The Actors’ Gang Prison Project is a partnership of participants, alumni, teaching artists and staff that provides a highly physical and emotional ensemble theater technique to incarcerated adults and youth and those in reentry programs in an effort to develop the emotional skills necessary to thrive in any environment and community.
"T his class really gives the tools to change. I’ve been wanting to change for a while and a lot of guys in here want to change, but we don’t have the tools. It’s like we are standing on the ground waiting to find a way to get on the roof and then here you guys come with a ladder." -California Institution for Men Participant
Fact:
A recent study shows 77% Employment Rate for The Actors’ Gang Reentry Program participants.
Reentry Project
After working inside California state prison for almost a decade, we recognized the need for the reach-in rehabilitation process to continue beyond one’s sentence end date and began a weekly reentry program, The Actors’ Gang Reentry Project (TAGRP) for men at Walden House/Health Right 360 in Los Angeles. This partnership provides a welcoming space for new participants and has given qualified TAG Prison Project participants at the end of their sentence a residence where they have the opportunity to continue programming as they transition from prison to their community. In 2020, TAGRP expanded by partnering with the Anti-Recidivism Coalition to serve men and women returning home.
Fact:
2022 - California spends $18,788 per year per student on public education. Los Angeles County Probation spends $1,000,000 per year to incarcerate one youth, quadruple the amount it cost to get a bachelor’s degree at USC.
Youth Project
The Actors’ Gang Youth Project works to provide theater arts programming for youth in the Los Angeles County juvenile justice system and in our communities. A member of the Arts for Healing and Justice Network (AHJN), we work to empower young people, create pathways for success, and catalyze systemic change. In partnership with AHJN, we are integrating arts as an effective sentencing alternative, a critical intervention to address trauma for youth who are experiencing incarceration, and a strategy for successful reentry.
Alumni Advocacy Project
When our participants began to return home, we launched The Actors’ Gang Alumni Advocacy Project in 2018. This network serves as a support system and platform for individuals who want to continue training with the company and become Teaching Artists. We envision the formerly justice-involved participants as the leaders of TAG Prison Project, and focus on providing an avenue for upward mobility with meaningful employment as Alumni Teaching Artists. We currently have 74 formerly incarcerated participants in the Alumni Advocacy Project, and 17 of them are working with us as Teaching Artists.

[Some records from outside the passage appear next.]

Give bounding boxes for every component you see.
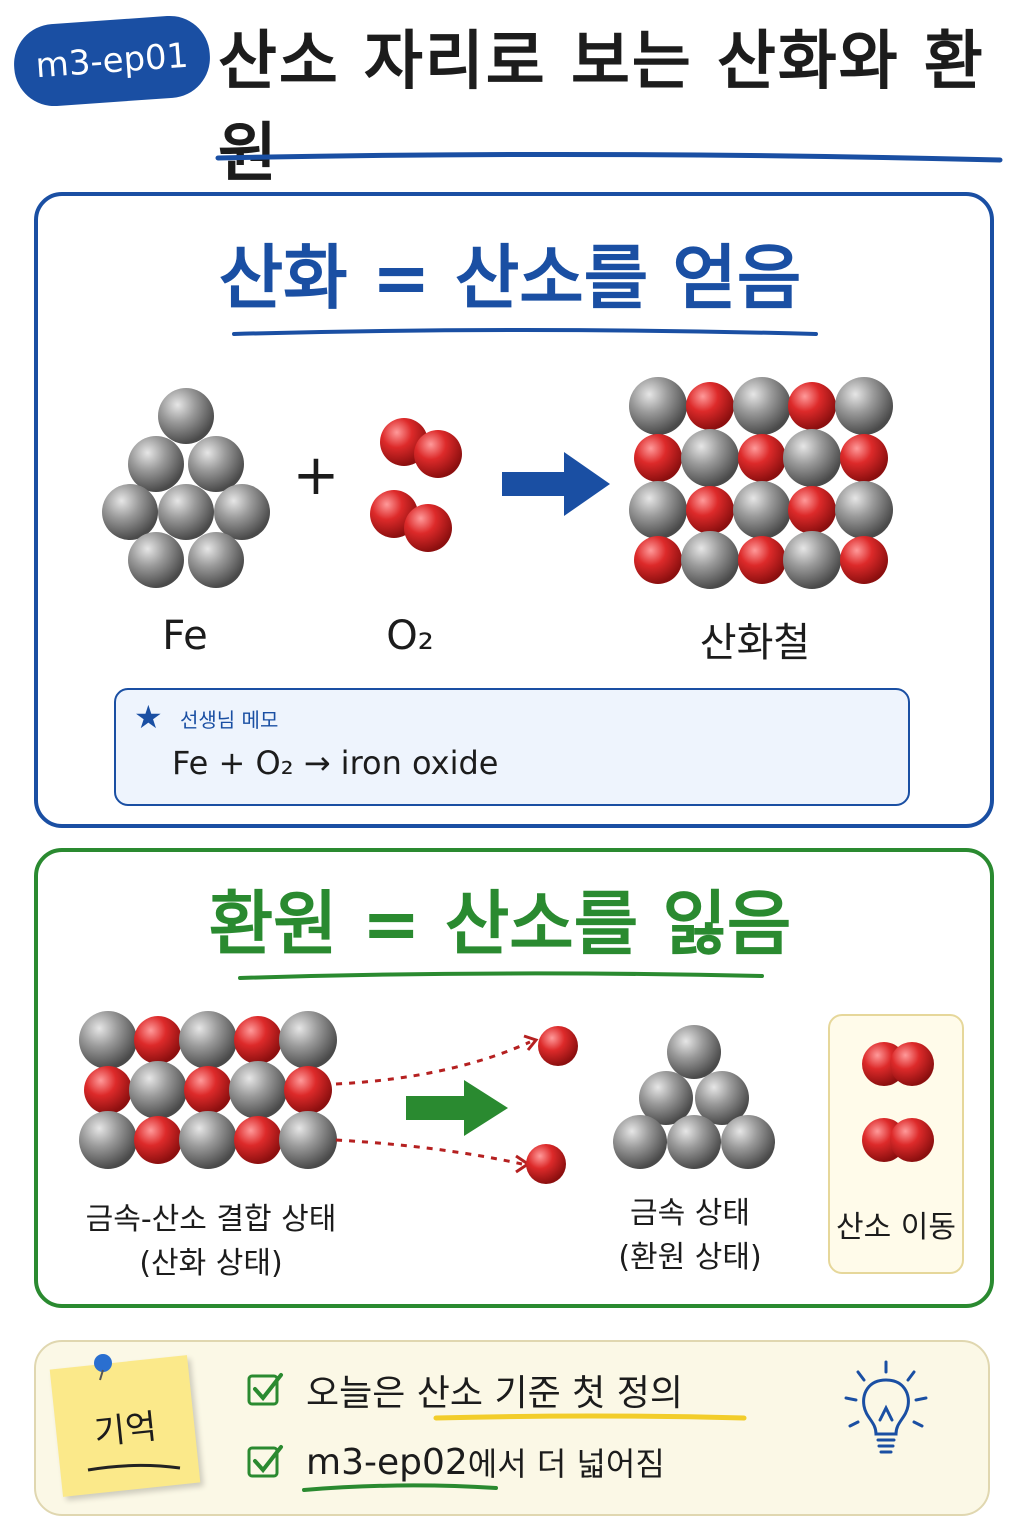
- reduction-title-underline: [238, 971, 764, 980]
- oxygen-move-label: 산소 이동: [836, 1210, 956, 1245]
- oxide-state-line1: 금속-산소 결합 상태: [85, 1202, 337, 1237]
- iron-oxide-label: 산화철: [699, 620, 811, 666]
- checklist-item-1: 오늘은 산소 기준 첫 정의: [246, 1360, 683, 1420]
- right-arrow-icon: [406, 1080, 508, 1136]
- metal-state-line1: 금속 상태: [630, 1196, 750, 1231]
- oxygen-molecules: [370, 418, 462, 552]
- memo-title: 선생님 메모: [180, 708, 279, 732]
- green-highlight-underline: [302, 1483, 498, 1492]
- o2-label: O₂: [386, 613, 434, 659]
- checkbox-checked-icon: [247, 1445, 283, 1478]
- metal-state-line2: (환원 상태): [618, 1240, 762, 1275]
- next-episode-link[interactable]: m3-ep02: [306, 1441, 468, 1483]
- lightbulb-icon: [844, 1360, 928, 1454]
- teacher-memo: ★ 선생님 메모 Fe + O₂ → iron oxide: [114, 688, 910, 806]
- oxygen-molecules: [862, 1042, 934, 1162]
- checklist-text-2: 에서 더 넓어짐: [467, 1445, 665, 1483]
- iron-oxide-lattice: [629, 377, 893, 589]
- title-underline: [215, 151, 1003, 163]
- oxide-state-label: 금속-산소 결합 상태 (산화 상태): [56, 1198, 366, 1286]
- oxidation-title: 산화 = 산소를 얻음: [218, 236, 802, 319]
- memo-equation: Fe + O₂ → iron oxide: [172, 744, 499, 782]
- metal-oxide-lattice: [79, 1011, 337, 1169]
- episode-badge: m3-ep01: [11, 13, 213, 109]
- right-arrow-icon: [502, 452, 610, 516]
- plus-sign: +: [292, 442, 340, 508]
- metal-atom-cluster: [613, 1025, 775, 1169]
- iron-atom-cluster: [102, 388, 270, 588]
- fe-label: Fe: [162, 613, 208, 659]
- checklist-item-2: m3-ep02 에서 더 넓어짐: [246, 1432, 665, 1492]
- oxygen-release-paths: [335, 1026, 578, 1184]
- oxidation-title-underline: [232, 328, 818, 336]
- pushpin-icon: [94, 1354, 112, 1381]
- sticky-underline: [87, 1463, 181, 1472]
- checklist-text-1: 오늘은 산소 기준 첫 정의: [306, 1373, 683, 1414]
- checkbox-checked-icon: [247, 1373, 283, 1406]
- reduction-title: 환원 = 산소를 잃음: [208, 882, 792, 965]
- metal-state-label: 금속 상태 (환원 상태): [590, 1192, 790, 1280]
- yellow-highlight-underline: [433, 1413, 747, 1421]
- page-title: 산소 자리로 보는 산화와 환원: [218, 25, 985, 191]
- oxide-state-line2: (산화 상태): [139, 1246, 283, 1281]
- star-icon: ★: [134, 698, 163, 736]
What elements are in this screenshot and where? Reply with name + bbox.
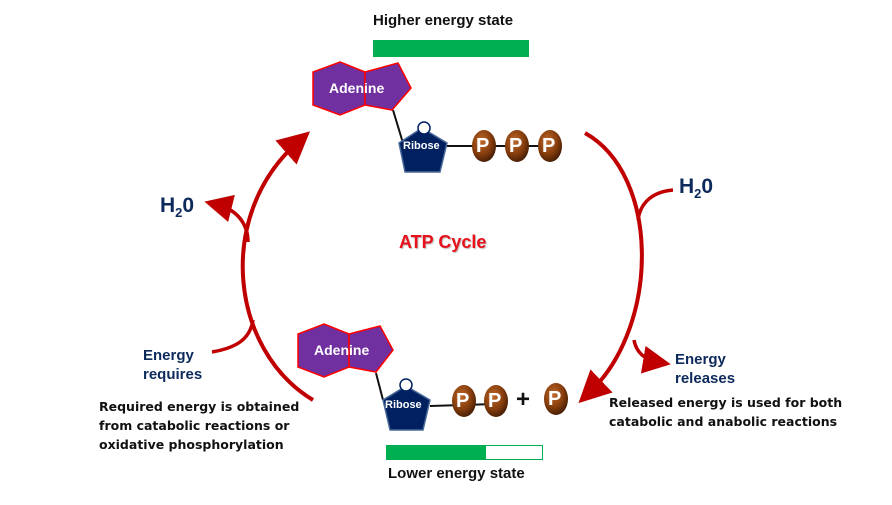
left-water-label: H20 [160,194,195,221]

All of our former participants are encouraged to advocate, not only on behalf of The Prison Project, but also for Arts in Corrections, Rehabilitation, and reform of the criminal legal system
Comedia Del Arte Tecate
In 2022 The Actors’ Gang Prison Project partnered with Ezequiel Gonzales Lemus to implement our first bi-national program, Comedia del Arte Tecate, in Tecate, Baja California, Mexico. Ezequiel participated in the Prison Project program at California Institution for Men and was a pioneer teaching artist and facilitator for seven years. He now oversees the program in Tecate, which is open to the community. Forty-five people have taken the program, and he has trained seven as facilitators to take the program to local schools, rehabilitation centers, and the Mexican penal system.